Maalouf, 61, edged out 26 other contenders including British spy novelist John Le Carre, Portugal's Nobel-winning author Jose Saramago and Canadian author Alice Munro to take the 50'000-euro (60'000-dollar) prize. “His work, which has been translated into more than 20 languages, proves him as one of the contemporary writers who has most deeply explored Mediterranean culture, represented as a symbolic space of coexistence and tolerance,” the prize jury said in a statement.

Maalouf has published several novels which focus on the themes of Arab religious and national identity in addition to journalism, essays and a work of history.

In 1983 he published his first work, The Crusades Through Arab Eyes, which examines this period from an Arab perspective.
His fifth novel, The Rock of Tanios, set in early 19th-century Lebanon as the seeds of sectarian bloodshed were being sown, published a decade later won France's premier literary award, the Prix Goncourt.

Soon after the Lebanese civil war broke out in 1975, Maalouf, then a journalist in Beirut, moved to Paris with his family.
Former winners of the Asturias literature prize include Peru's Mario Vargas Llosa, Germany's Gunter Grass and Canada's Margaret Atwood.

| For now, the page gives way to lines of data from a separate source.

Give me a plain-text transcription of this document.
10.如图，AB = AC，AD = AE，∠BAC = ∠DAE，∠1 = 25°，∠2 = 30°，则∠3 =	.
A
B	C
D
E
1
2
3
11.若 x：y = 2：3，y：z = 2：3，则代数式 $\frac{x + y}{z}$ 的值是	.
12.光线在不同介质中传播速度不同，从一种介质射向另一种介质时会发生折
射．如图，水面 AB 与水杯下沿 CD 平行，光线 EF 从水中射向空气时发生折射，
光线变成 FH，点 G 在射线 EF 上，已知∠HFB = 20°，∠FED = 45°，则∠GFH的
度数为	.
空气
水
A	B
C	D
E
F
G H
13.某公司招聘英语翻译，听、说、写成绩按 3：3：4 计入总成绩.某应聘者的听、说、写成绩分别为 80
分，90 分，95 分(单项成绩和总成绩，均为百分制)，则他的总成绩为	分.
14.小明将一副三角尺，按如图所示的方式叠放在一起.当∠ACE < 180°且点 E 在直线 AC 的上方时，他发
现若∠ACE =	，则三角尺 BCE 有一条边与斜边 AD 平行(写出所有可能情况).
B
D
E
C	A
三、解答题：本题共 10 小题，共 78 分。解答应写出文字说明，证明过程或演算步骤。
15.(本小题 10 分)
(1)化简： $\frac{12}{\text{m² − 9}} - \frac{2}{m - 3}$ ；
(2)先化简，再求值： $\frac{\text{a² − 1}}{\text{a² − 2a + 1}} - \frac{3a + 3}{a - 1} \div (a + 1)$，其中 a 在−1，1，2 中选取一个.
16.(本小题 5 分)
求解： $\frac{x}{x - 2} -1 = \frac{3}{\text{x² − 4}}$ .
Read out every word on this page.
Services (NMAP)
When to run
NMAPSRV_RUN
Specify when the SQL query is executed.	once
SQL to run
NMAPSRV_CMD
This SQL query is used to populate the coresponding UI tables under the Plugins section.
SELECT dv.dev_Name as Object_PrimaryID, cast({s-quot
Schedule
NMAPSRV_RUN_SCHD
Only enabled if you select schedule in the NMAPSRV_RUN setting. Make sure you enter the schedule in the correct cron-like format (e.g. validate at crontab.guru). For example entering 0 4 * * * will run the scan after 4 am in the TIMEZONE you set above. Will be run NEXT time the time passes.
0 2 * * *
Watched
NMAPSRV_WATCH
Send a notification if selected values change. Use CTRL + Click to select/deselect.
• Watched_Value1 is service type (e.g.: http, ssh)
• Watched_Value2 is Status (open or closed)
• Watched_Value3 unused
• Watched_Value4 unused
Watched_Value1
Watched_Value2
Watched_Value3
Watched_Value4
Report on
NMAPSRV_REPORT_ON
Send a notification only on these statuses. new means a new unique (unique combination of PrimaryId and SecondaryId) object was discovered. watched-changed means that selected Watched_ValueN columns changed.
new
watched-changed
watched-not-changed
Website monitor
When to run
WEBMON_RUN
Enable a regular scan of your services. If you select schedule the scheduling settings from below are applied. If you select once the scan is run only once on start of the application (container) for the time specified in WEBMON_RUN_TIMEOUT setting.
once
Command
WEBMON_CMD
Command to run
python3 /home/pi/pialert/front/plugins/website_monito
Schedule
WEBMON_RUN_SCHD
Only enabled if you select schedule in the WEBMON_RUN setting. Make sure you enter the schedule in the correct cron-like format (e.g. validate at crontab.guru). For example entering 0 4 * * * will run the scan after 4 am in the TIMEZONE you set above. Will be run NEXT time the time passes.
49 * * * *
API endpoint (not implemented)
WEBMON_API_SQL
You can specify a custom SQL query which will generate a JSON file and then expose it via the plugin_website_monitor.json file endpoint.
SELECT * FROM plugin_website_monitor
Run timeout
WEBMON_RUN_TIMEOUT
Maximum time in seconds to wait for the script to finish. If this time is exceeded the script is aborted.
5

Last year's winner was Albanian writer Ismail Kadare.

Spain's Crown Prince Felipe is the patron of the Asturias foundation which annually hands out eight awards in the fields of communication and humanities, scientific and technical research, social science, arts, letters, international cooperation, understanding and sport.

The awards are presented in the northern Spanish city of Oviedo.